Let’s dive deep and see how you can make this new trend work:

Hardware isn’t everything

From bags to boots and sunglasses, almost everything has some hardware on it. But you don’t necessarily need to match the hardware with your jewellery, whether it’s zippers, buckles, or hinges. Instead, you can use multi-toned jewellery pieces that make your outfit stand out and compliment the hardware as well.

Though, if you are someone who gets stressed about the fact that the silver buckles in your boots don’t match with your rose gold watch, then we recommend choosing clothes and accessories that have much less hardware to worry about.

Focus on the purpose

While mixing jewellery is modern and trendy, you can’t just wear all the different metals colours you have. There has to be some thought put into it. Mixing metals should look stylish and purposeful at the same time. If your jewellery looks haphazard, then you have already crossed the line and made a fashion faux pas.

That is why it is important to make sure that the jewellery pieces you choose compliment each other and make sense aesthetically.

Mind the ratio

When you are mixing and matching different jewellery pieces, it’s important to keep the colour ratio in mind. Instead of going 50/50 with two different colours, mix jewellery in a way that there is a lot of one colour with just a little hint of the other colour.

Think of mixing jewellery like mixing two bright colours together. They can be beautiful when they compliment each other, but things can quickly go wrong if it’s overdone. It all depends on the ratio.

Three is better than two

When you are mixing metals, you don’t just have to stop at two colours. You can add a third colour to your jewellery to help connect the two metal shades. For instance, if you are wearing a necklace which is silver and black, then you can wear a gold and black ring with it.

The colour black will act as an anchor to make both the jewellery pieces work together and look more cohesive. When you are starting to mix metals, and you aren’t confident about your combinations yet, this is the safest way to go.

Instead of a basic colour, you could also use a third metal tone like rose gold to make gold and silver jewellery pieces look good together.

Layer jewellery pieces

The quickest way to wear different coloured metals colours is by layering jewellery pieces. You could wear bangles in two different colours. But make sure that the bangles you are wearing are of the same style and only the colours are different, otherwise the designs may clash with each other.
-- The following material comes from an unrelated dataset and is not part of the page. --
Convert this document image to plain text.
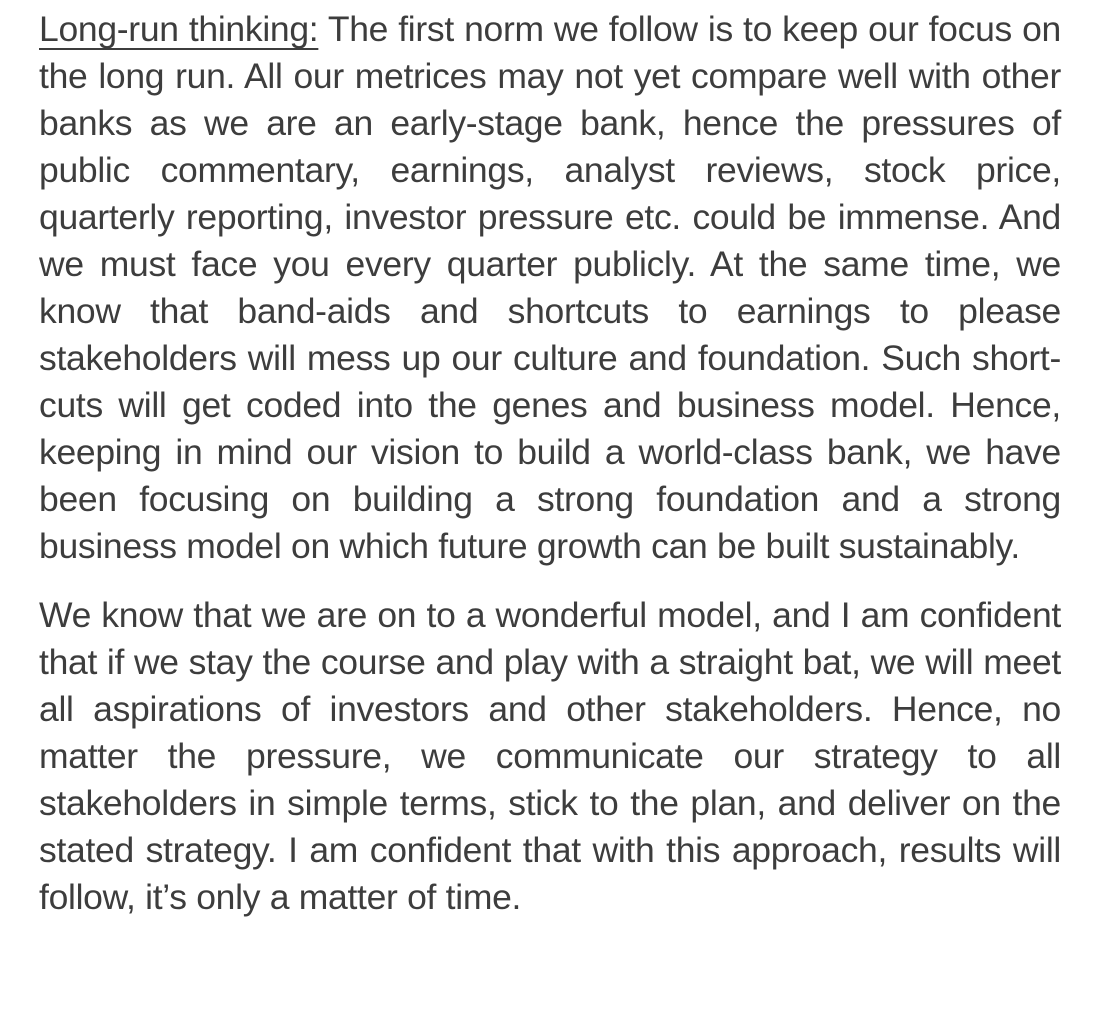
Long-run thinking: The first norm we follow is to keep our focus on the long run. All our metrices may not yet compare well with other banks as we are an early-stage bank, hence the pressures of public commentary, earnings, analyst reviews, stock price, quarterly reporting, investor pressure etc. could be immense. And we must face you every quarter publicly. At the same time, we know that band-aids and shortcuts to earnings to please stakeholders will mess up our culture and foundation. Such short-cuts will get coded into the genes and business model. Hence, keeping in mind our vision to build a world-class bank, we have been focusing on building a strong foundation and a strong business model on which future growth can be built sustainably.

We know that we are on to a wonderful model, and I am confident that if we stay the course and play with a straight bat, we will meet all aspirations of investors and other stakeholders. Hence, no matter the pressure, we communicate our strategy to all stakeholders in simple terms, stick to the plan, and deliver on the stated strategy. I am confident that with this approach, results will follow, it’s only a matter of time.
You could also wear a watch of one colour and bracelet of another colour, all on the same wrist. Stack different coloured rings to make your entire outfit look more stylish and international at the same time.

Get a combination piece

Stacking jewellery pieces is fun, but if you are always in a hurry and you don’t want to spend too much time finding the right pieces that work together, then you can just buy a combination jewellery piece which already has multi tones. A piece like that won’t only cut your time into the half, but it can also work as the base for new combinations.

Before you go: Remember to break the rules

Mixing metals in jewellery is all about breaking the rules. The clear cut boundaries of wearing jewellery have been blurred by this new trend. For you, it means that there are no set rules to mix colours anymore. Go with what feels the most comfortable for you. From statement pieces to delicate fine jewellery, there is something out there for everyone.